Ben overhears and runs out into the storm, followed by Keith and Beth, just as Logan arrives. Ellie urges Logan to follow. Ben is going to the treehouse, but the rope suspension bridge gives way and he falls into the river along with his father, just as Beth and Logan arrive. Keith, caught in the rope of the bridge, calls to Logan who grabs Ben and hands him to Beth. Before Logan can return for Keith, the treehouse falls on him and he is swept away in the raging river to his death.

Back home, Beth thanks Logan for saving her son. He explains that Drake died saving one of his own men. Then Logan starts to leave, but Beth runs after him and says that he belongs with them.

A year passes, finding Logan, Beth, Ben, and Zeus celebrating Ben's 9th birthday together.

==Reception==
===Box office===
The Lucky One has grossed $60,457,138 in North America and $38,900,000 in other territories for a worldwide total of $99,357,138.

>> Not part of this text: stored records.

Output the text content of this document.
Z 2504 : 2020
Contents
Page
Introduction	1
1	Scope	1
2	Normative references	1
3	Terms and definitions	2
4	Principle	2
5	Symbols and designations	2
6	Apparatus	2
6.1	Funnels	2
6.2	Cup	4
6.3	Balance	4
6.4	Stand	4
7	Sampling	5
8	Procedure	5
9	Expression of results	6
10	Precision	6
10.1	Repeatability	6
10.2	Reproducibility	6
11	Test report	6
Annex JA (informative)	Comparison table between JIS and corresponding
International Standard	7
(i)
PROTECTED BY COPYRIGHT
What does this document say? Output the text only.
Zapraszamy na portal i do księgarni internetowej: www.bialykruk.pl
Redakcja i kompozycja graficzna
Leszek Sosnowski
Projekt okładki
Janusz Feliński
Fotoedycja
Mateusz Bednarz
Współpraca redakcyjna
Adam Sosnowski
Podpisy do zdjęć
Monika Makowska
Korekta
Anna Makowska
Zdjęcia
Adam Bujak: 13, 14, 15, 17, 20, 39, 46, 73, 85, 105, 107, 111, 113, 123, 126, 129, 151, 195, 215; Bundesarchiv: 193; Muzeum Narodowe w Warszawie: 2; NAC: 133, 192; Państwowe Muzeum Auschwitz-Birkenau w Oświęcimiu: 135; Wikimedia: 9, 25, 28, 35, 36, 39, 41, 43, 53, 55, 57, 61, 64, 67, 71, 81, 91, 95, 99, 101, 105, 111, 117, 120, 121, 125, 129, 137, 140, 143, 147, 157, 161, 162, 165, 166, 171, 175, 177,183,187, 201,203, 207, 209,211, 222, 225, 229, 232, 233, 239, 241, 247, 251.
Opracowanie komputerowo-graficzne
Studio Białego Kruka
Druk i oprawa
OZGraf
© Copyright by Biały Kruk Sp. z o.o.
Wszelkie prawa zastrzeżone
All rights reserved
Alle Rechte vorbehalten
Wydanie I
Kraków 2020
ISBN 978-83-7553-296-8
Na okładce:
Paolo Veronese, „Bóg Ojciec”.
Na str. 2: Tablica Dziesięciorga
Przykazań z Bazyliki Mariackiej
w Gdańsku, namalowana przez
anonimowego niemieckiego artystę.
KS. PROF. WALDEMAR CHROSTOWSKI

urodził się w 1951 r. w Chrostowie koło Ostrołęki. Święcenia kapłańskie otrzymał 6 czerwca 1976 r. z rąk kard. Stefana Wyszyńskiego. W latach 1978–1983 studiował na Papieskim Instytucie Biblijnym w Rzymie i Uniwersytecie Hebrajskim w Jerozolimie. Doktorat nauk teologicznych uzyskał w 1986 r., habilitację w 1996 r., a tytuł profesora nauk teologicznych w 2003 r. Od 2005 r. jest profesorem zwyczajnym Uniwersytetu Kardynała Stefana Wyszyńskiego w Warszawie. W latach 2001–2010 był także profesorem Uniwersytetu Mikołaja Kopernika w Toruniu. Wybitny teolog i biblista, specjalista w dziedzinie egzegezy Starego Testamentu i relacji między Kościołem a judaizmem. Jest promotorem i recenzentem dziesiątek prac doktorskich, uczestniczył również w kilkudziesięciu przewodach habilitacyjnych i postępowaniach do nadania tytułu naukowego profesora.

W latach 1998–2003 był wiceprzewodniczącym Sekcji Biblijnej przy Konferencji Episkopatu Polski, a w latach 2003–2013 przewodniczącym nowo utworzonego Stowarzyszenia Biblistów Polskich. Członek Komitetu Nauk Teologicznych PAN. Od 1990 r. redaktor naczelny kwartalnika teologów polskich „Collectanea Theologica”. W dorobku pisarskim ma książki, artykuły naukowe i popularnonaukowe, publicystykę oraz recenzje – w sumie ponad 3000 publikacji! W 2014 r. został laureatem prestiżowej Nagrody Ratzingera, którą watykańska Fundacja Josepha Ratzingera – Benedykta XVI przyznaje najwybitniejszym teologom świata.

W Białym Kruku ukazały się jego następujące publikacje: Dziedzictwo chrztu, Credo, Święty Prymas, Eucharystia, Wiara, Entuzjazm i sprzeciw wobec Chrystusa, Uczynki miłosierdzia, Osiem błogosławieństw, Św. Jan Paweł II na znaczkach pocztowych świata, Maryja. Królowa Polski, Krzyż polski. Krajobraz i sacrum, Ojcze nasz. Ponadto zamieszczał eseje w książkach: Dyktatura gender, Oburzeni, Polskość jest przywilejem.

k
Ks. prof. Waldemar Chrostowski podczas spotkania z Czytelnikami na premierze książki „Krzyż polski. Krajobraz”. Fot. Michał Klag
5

In its opening weekend, the film grossed $22,518,358, finishing second at the box office behind Think Like a Man ($33,636,303).

===Critical reception===
The Lucky One received mostly negative reviews from critics. On Rotten Tomatoes, the film holds a "negative" rating of 20%, based on 148 reviews and an average rating of 4.3/10, with the critical consensus saying, "While it provides the requisite amount of escapist melodrama, The Lucky One ultimately relies on too many schmaltzy clichés to appeal to anyone not already familiar with the Nicholas Sparks formula". On Metacritic it has a score of 39 out of 100 based on 35 reviews, indicating "generally unfavorable reviews".

===Awards===

| Award | Category | Recipient(s) | Result |
| Golden Trailer Awards | Best Romance | Find You | Nominated |
| Best Romance Poster | One Sheet | Won |
| Best Romance TV Spot | Reveal | Nominated |
| Teen Choice Awards | Choice Movie Actor: Drama | Zac Efron | Won |
Choice Movie Actor: Romance
| Choice Movie Actress: Romance | Taylor Schilling | Nominated |
| Choice Movie: Drama | The Lucky One | Won |
| Choice Movie: Liplock | Zac Efron & Taylor Schilling | Nominated |
| Choice Movie: Romance | The Lucky One |
| People's Choice Awards | Favorite Dramatic Movie | Nominated |
| Favorite Dramatic Movie Actor | Zac Efron | Won |
| Young Artist Awards | Best Performance in a Feature Film – Leading Young Actor | Riley Thomas Stewart | Nominated |

==Home media==
The Lucky One was released on DVD and Blu-ray on August 28, 2012, and grossed $31.6 million in home media sales.